Ms Turtle explains: “Due to the FCA decision on standard and non-standard investments, and the cost this brings to capital adequacy, some providers have decided to add an additional fee for people holding non-standard assets.”

However, according to Rachael Healy, associate director for RPC, the additional charges for buying and selling non-standard assets should only end up being passed onto those clients actually wanting such assets.

She comments: “In the main, this fee should apply only to those clients, rather than everyone in the provider’s book of business.

“It would seem this is a fairer way to charge and, indeed, is the standard practice for a Sipp: pay for what you use.”

But the change has been implemented without great fanfare and, according to Mr Tilley, this is something of which IFAs need to be aware. 

He says: “Those providers holding previous or continuing to accept non-standard assets will have additional finance requirements, brought about by the necessary increased in the capital adequacy levels required to fund the provider’s business in the event of the need to wind up the firm.”

Mr Tilley is not disagreeing with the fundamental concept of having capital adequacy requirements. However he is concerned that the administrative complexity of calculating not just the value of all assets held by the Sipp but also the proportion of Sipps in the firm’s book which holds a non-standard asset means the costs of operating are rising significantly.

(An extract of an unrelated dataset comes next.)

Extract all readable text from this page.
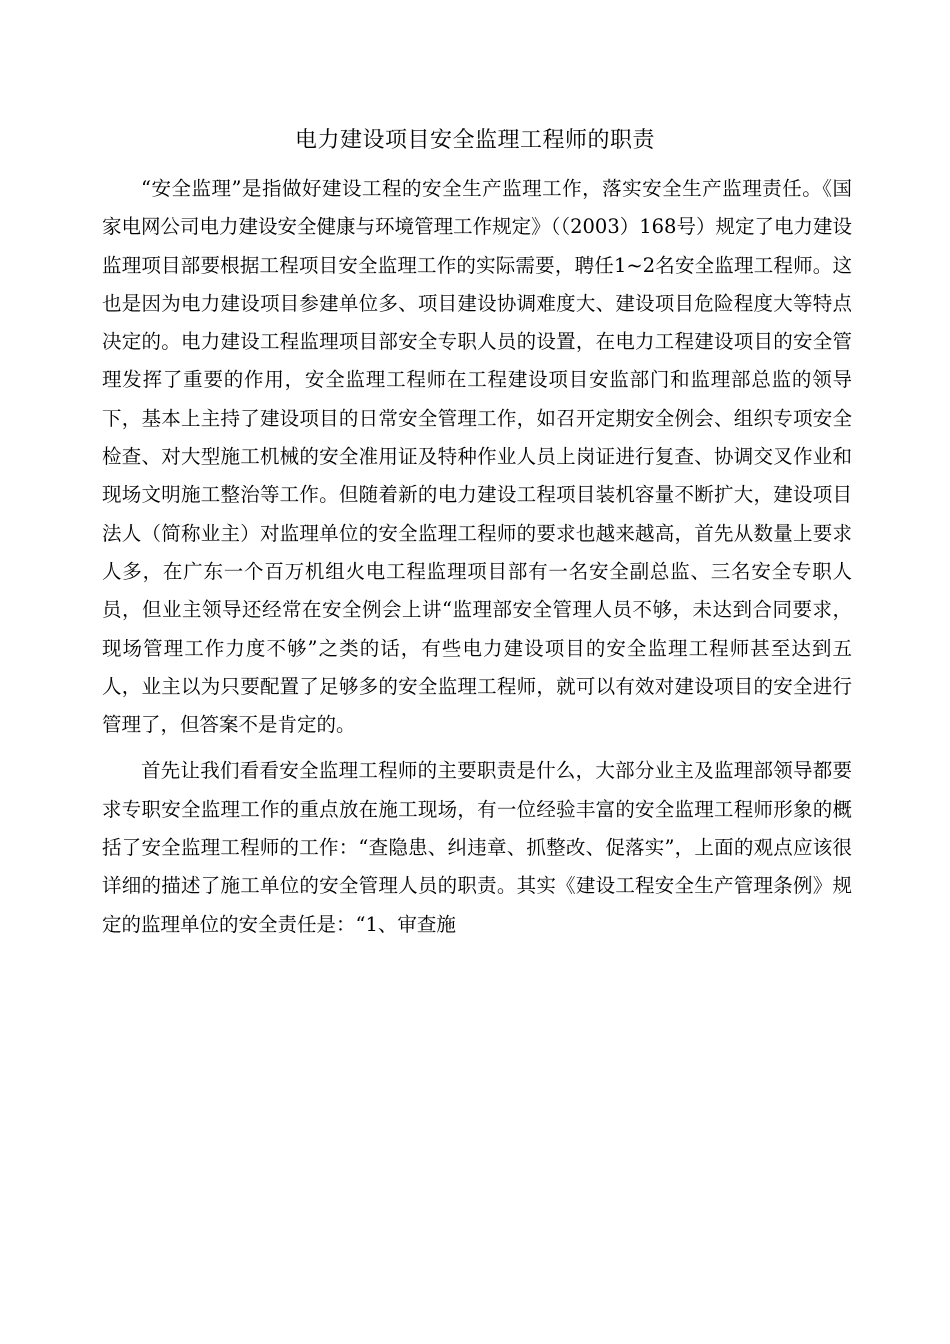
电力建设项目安全监理工程师的职责

“安全监理”是指做好建设工程的安全生产监理工作，落实安全生产监理责任。《国家电网公司电力建设安全健康与环境管理工作规定》（（2003）168号）规定了电力建设监理项目部要根据工程项目安全监理工作的实际需要，聘任1~2名安全监理工程师。这也是因为电力建设项目参建单位多、项目建设协调难度大、建设项目危险程度大等特点决定的。电力建设工程监理项目部安全专职人员的设置，在电力工程建设项目的安全管理发挥了重要的作用，安全监理工程师在工程建设项目安监部门和监理部总监的领导下，基本上主持了建设项目的日常安全管理工作，如召开定期安全例会、组织专项安全检查、对大型施工机械的安全准用证及特种作业人员上岗证进行复查、协调交叉作业和现场文明施工整治等工作。但随着新的电力建设工程项目装机容量不断扩大，建设项目法人（简称业主）对监理单位的安全监理工程师的要求也越来越高，首先从数量上要求人多，在广东一个百万机组火电工程监理项目部有一名安全副总监、三名安全专职人员，但业主领导还经常在安全例会上讲“监理部安全管理人员不够，未达到合同要求，现场管理工作力度不够”之类的话，有些电力建设项目的安全监理工程师甚至达到五人，业主以为只要配置了足够多的安全监理工程师，就可以有效对建设项目的安全进行管理了，但答案不是肯定的。

首先让我们看看安全监理工程师的主要职责是什么，大部分业主及监理部领导都要求专职安全监理工作的重点放在施工现场，有一位经验丰富的安全监理工程师形象的概括了安全监理工程师的工作：“查隐患、纠违章、抓整改、促落实”，上面的观点应该很详细的描述了施工单位的安全管理人员的职责。其实《建设工程安全生产管理条例》规定的监理单位的安全责任是：“1、审查施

Failure to build a model which is economically viable will only lead to problems. George Houston

Moreover, according to Suffolk Life’s Mr Kingston, some providers have also introduced high exit charges, “making it increasingly difficult and expensive to transfer away should service be poor or flexibility decreased.”

Momentum’s Mr Davies does not approve of passing these costs onto consumers. He adds: “An important aspect of transparency is for Sipp providers to fund the associated costs of meeting these regulations themselves.”

Proposition changes

According to Mr Tilley, some Sipp providers just lacked the depth of knowledge, experience and skills to comply with the higher level requirements imposed on those accepting non-standard assets.

This has led to their withdrawal from the market or from some asset categories and, Mr Tilley says: “This can be embarrassing for intermediaries using a provider, who suddenly discover that assets previously accepted are  now being rejected.”

For Mattioli Wood’s Mr Houston, providers should have built a robust proposition to enable them to cope with regulatory pressure.

He comments: “Failure to build a model which is economically viable will only lead to problems and we have seen plenty of evidence in recent years of Sipp providers finding themselves in financial difficulty.

“Regulation is there to protect clients’ interests and providers have a responsibility to implement best practice in line with those regulations.”

Best of both worlds?

But Chris Jones, founder of the Rock Consultancy, does not see the market in a negative light. He says: “While some firms have cut their investment options and increased prices, other providers have actually extended their propositions to offer more flexibility at the same time as reducing plan fees. Every organisation is different.”

Other providers have developed hybrid operating models to create flexibility. Neil MacGillivray, head of technical support for James Hay, comments: “The market is extremely competitive and it is essential to ensure plan holders are only paying for the functionality they require. 

“This has led to the development of modular Sipps that allow the flexibility for the plan holder to move from between a basic Sipp to a full bespoke Sipp and back again, as and when required, without the need to transfer to a different provider, as would have been done in the past.”

Also, advisers could consider moving some clients onto a platform Sipp to reduce potential fees.

Mr MacGillivray explains that some individuals who may have a Sipp to hold commercial property but who now, in retirement, have a portfolio of collectives, could be paying fees “well in excess” of what they should be, because they have not considered moving to a platform Sipp.